Courrier des lecteurs - juillet 2009



Santé & Travail n° 067 - juillet 2009
couverture
Restructurations : les conditions de travail trinquent aussi
— juillet 2009 —

Surestimation des risques

Il y a peu de médecins du travail spécialisés dans la médecine d'altitude ou l'hypoxie [faible oxygénation des tissus, NDLR]. Lorsqu'un tel spécialiste lit l'article écrit par Isabelle Mahiou ["Quand le travail manque d'oxygène", Santé & Travail n° 66, NDLR], il est plutôt étonné. Le texte contient de nombreuses erreurs (…) qui ne sont pas acceptables, car elles mèneraient à une estimation des risques tout à fait irréaliste (…).
(…) Ainsi, l'affirmation qu'"au-dessous de 18%, ces effets "vont de la diminution des performances physiques et intellectuelles (…) à une altération ou une perte de conscience"" est erronée sous cette forme-là.
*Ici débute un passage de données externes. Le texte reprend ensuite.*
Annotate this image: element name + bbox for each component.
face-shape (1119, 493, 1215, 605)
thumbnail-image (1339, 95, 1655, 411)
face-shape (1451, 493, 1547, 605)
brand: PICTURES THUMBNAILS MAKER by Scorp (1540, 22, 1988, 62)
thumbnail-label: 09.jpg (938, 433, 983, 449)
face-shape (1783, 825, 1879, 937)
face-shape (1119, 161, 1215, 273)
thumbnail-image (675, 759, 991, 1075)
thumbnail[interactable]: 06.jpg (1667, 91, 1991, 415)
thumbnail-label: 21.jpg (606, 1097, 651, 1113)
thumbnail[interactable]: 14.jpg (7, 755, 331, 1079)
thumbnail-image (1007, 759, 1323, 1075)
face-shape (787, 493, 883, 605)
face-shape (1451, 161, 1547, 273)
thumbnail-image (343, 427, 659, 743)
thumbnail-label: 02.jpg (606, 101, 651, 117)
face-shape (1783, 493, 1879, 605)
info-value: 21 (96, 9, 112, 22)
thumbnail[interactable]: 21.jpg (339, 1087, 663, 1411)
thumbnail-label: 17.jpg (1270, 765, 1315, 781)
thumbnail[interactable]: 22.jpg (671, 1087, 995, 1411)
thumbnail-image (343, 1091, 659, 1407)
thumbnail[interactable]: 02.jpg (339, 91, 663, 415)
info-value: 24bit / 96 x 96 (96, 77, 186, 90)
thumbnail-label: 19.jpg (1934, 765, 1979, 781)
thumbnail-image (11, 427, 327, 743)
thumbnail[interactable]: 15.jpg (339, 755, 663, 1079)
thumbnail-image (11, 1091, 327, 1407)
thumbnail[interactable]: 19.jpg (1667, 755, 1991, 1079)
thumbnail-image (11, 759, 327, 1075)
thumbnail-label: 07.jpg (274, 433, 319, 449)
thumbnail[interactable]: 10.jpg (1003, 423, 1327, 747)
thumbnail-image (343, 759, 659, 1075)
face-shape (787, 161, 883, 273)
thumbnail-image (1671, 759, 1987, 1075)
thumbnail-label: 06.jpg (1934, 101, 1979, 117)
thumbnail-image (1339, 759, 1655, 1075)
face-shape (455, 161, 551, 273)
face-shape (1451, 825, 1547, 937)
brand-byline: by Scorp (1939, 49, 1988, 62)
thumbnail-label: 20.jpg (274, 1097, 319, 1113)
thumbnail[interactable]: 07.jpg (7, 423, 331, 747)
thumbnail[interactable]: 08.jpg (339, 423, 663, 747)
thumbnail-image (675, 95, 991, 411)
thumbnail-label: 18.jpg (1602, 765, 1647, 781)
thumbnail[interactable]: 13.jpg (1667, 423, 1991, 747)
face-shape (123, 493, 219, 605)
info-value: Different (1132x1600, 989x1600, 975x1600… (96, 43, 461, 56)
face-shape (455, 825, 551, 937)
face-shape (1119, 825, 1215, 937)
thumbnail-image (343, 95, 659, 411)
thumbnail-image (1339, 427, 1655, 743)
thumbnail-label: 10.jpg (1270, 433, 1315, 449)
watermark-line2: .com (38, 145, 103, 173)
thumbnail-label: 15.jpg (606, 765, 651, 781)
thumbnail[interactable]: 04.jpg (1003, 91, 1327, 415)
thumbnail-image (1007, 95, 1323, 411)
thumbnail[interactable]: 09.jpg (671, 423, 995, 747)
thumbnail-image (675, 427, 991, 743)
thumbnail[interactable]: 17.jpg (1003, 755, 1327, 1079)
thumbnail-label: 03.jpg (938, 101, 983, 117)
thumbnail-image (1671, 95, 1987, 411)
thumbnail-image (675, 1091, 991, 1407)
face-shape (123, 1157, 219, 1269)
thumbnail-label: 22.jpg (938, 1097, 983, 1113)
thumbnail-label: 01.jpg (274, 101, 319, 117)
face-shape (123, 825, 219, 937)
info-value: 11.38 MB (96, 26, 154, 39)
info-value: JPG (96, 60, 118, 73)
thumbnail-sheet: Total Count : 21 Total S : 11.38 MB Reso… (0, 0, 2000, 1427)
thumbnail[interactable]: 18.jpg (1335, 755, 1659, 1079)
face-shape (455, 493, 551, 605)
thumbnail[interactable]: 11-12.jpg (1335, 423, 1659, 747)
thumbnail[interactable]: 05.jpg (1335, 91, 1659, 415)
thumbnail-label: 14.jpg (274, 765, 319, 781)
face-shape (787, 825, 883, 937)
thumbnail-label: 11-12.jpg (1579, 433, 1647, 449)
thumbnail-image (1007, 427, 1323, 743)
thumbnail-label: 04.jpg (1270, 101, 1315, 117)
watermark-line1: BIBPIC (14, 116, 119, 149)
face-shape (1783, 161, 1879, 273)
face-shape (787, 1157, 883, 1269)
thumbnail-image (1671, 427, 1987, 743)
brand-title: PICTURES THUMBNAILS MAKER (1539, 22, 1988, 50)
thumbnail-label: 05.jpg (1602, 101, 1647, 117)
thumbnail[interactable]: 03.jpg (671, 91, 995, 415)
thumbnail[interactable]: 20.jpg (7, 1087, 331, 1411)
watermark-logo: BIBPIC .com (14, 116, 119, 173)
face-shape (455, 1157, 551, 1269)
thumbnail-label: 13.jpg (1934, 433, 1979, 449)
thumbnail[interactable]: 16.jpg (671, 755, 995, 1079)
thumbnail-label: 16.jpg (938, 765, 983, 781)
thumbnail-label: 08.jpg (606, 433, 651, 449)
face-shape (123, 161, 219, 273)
Au contraire, pendant la première phase d'exposition, une augmentation (…) des performances mentales peut être constatée. (…) Le taux de 18% (…) étant très en dessous du seuil de réaction, (…) le corps ne se rend pas du tout compte qu'il est dans une atmosphère d'hypoxie. Le taux de 15% correspond à une altitude d'environ 2 500-2 600 mètres, c'est-à-dire (…) aux régions de villégiature des Alpes européennes (…). Le taux de 14% se rencontre dans des grandes villes comme La Paz.
L'affirmation que le taux de 13% représente un danger vital signifierait qu'il y a un grand nombre de morts parmi les passagers allant à La Paz (…). Il peut se produire un mal d'altitude dangereux en cas d'exposition aiguë pendant plus de 12-48 heures. Mais celui qui est exposé à l'hypoxie (…) pendant quelques heures (…) et qui ne souffre pas d'une maladie cardiopulmonaire avancée ou d'une anémie n'a rien à craindre.
(…) La médecine du travail devrait se tenir strictement aux faits physiologiques et cliniques plutôt que créer des problèmes là où il n'y en a pas (…).
Thomas Küpper, institut de médecine du travail et de médecine sociale, Aix-la-Chapelle (Allemagne)

Attention danger!

Votre article sur l'hypoxie dans le n° 66 d'avril m'a beaucoup intéressé. Quelques compléments: ce risque est bien connu des entreprises qui utilisent l'azote pour (…) éviter l'oxydation (…), comme dans la chimie ou les centrales électriques. Il a déjà causé de nombreux morts. Le risque existe en cas de fuite, de défaillance technique. Les moyens de prévention existent: mesure en continu du taux d'oxygène dans le local, port d'oxygènemètre individuel qui déclenche une alarme à 19% d'oxygène. Mais ce n'est pas suffisant, car si le salarié est dans une zone assez vaste (…), il n'aura pas le temps d'évacuer. Il faut donc: un appareil respiratoire isolant pour évacuer dès que l'alarme apparaît, l'obligation d'intervenir à deux, une formation des salariés exposés (…), le contrôle régulier des installations (…).
Laurent Samson, ergonome et IPRP
Ces deux points de vue divergents illustrent bien que certaines connaissances sur les effets de l'altitude ne sont pas forcément applicables aux conditions de travail en atmosphère appauvrie. Donc, prudence.